Cette année-là, la concentration de CO2 dans l’atmosphère a atteint un niveau record de 424 ppm. Cela signifie que l’atmosphère contient 50 % de CO2 de plus qu’avant le début de l’industrialisation.
Lueur d’espoir
Malgré tous les avertissements drastiques, le chef de l’ONU estime que le respect de l’accord de Paris est tout de même réalisable. Il a parlé d’un monde avec « un air pur, des emplois verts et une énergie propre et bon marché pour tous ».
Le président du Groupe d’experts intergouvernemental sur l’évolution du climat (GIEC), Jim Skea, s’est lui aussi efforcé d’être optimiste. La politique climatique a commencé à inverser la tendance, même si nous ne sommes pas encore sur la pente raide nécessaire.
Il a cité la baisse des coûts des énergies renouvelables, le développement de l’énergie éolienne et solaire et l’utilisation croissante de l’électricité au lieu du pétrole et du gaz dans les transports et le chauffage. Les progrès en matière de protection des forêts et de reboisement ont également fourni un bon potentiel pour réduire considérablement les émissions de gaz à effet de serre dans un avenir proche.
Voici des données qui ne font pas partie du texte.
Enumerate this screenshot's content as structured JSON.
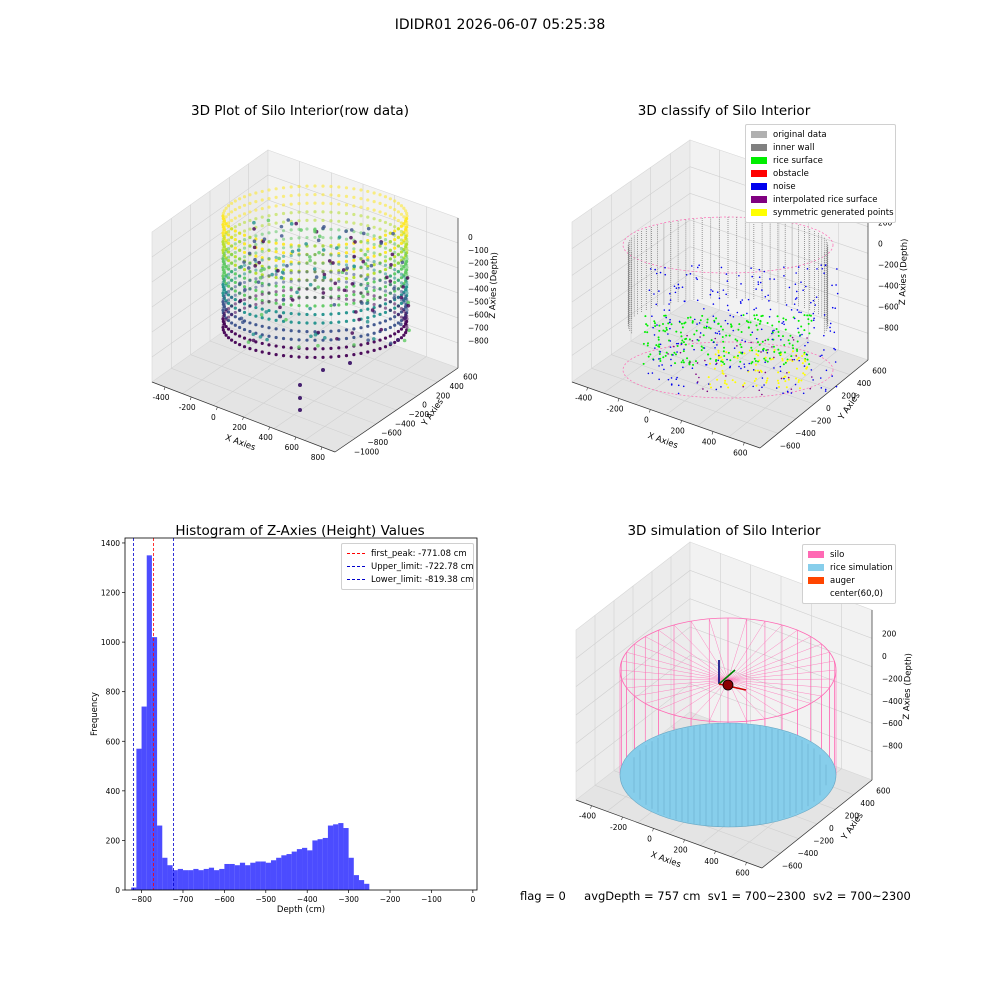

Les technologies, le savoir-faire et l’argent pour la protection du climat sont tous disponibles, selon Skea. Mais nous devrions les utiliser maintenant, tout de suite. La fenêtre permettant de maintenir l’augmentation de la température en dessous de 1,5°C se ferme rapidement. Dans le cas contraire, la santé de la planète et des sociétés humaines serait menacée.
Ambiance de fin de règne contre excès d’optimisme ?
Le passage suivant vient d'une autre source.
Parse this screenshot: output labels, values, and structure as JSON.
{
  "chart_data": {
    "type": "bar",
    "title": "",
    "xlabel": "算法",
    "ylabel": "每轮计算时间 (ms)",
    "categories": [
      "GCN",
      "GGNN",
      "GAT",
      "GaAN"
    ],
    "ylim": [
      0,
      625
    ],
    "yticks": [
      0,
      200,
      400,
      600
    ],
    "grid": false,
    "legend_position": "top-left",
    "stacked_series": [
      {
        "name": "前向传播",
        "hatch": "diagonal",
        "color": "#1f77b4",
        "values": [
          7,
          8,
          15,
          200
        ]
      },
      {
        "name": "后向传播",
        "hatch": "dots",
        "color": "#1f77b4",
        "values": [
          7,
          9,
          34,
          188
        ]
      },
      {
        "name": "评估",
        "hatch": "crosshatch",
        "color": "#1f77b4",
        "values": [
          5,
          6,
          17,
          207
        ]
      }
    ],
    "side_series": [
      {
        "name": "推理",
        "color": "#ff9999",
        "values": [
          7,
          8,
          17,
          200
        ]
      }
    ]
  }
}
Un débat est actuellement en cours sur le langage utilisé pour décrire la crise climatique. Même le chef de l’ONU, António Guterres, a été attaqué lorsqu’il a parlé de « l’ère de la cuisson globale, et non plus du réchauffement climatique« . Il a toutefois défendu son choix de mots devant les journalistes. Il ne s’agit pas d’une rhétorique extrême, mais simplement de la vérité. On ne peut pas lutter contre le changement climatique en ignorant la vérité. Et la vérité, c’est que le changement climatique a déjà des effets dévastateurs dans le monde entier, et que nous en avons déjà été témoins.
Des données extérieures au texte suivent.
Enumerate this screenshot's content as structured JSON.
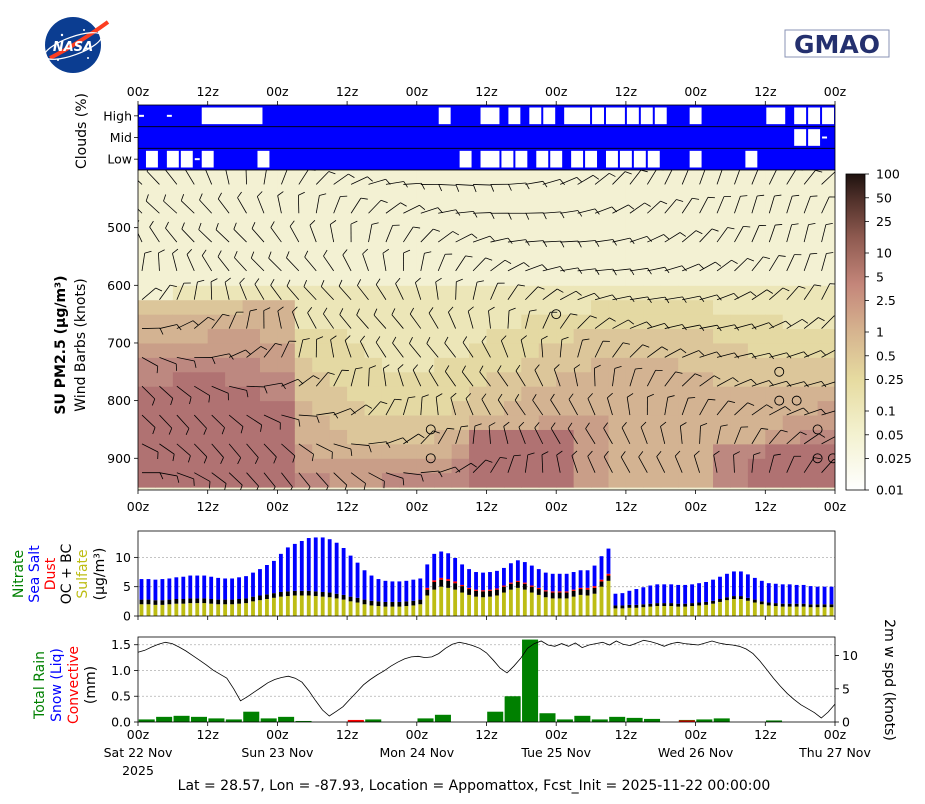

Des mots expressifs, des images choquantes, des mises en garde effrayantes – il ne s’agit pas d’évoquer une atmosphère d’apocalypse, mais d’inciter les gens, les entreprises et les gouvernements à agir.
Certains m’ont aussi reproché d’être « trop déprimante » ou « trop optimiste » dans mes articles.
En toute modestie, j’espère qu’ils sont écrits dans l’esprit de Guterres et d’autres défenseurs du climat, et qu’ils servent les intérêts de l’humanité et de la planète.
Même s’il souligne les conséquences les plus dramatiques du réchauffement climatique – ou de l’ébullition mondiale – il souligne en même temps qu’il y a encore de l’espoir et qu’il n’est pas trop tard, a déclaré le chef de l’ONU :
« Nous devons utiliser la compréhension de la gravité de la situation pour mobiliser les ressources et la volonté politique afin de faire tout ce qui est faisable – à savoir rester à 1,5°C, comme limite supérieure de l’augmentation de la température à la fin du siècle ».
J’ai été choquée ces jours-ci par une étude de l’association allemande Tüv . Selon ce sondage, une personne sur quatre dans notre pays ne croit pas au changement climatique d’origine humaine.
Manifestement, nous avons encore beaucoup de travail de persuasion à faire.
Nous devons dire la vérité. Mais cette vérité implique aussi que nous pouvons encore changer les choses. Oui, la situation est grave. Mais nous pouvons encore déterminer à quel point cela sera pire – et nous pouvons surtout préparer les personnes les plus vulnérables et les aider à s’adapter au climat changeant.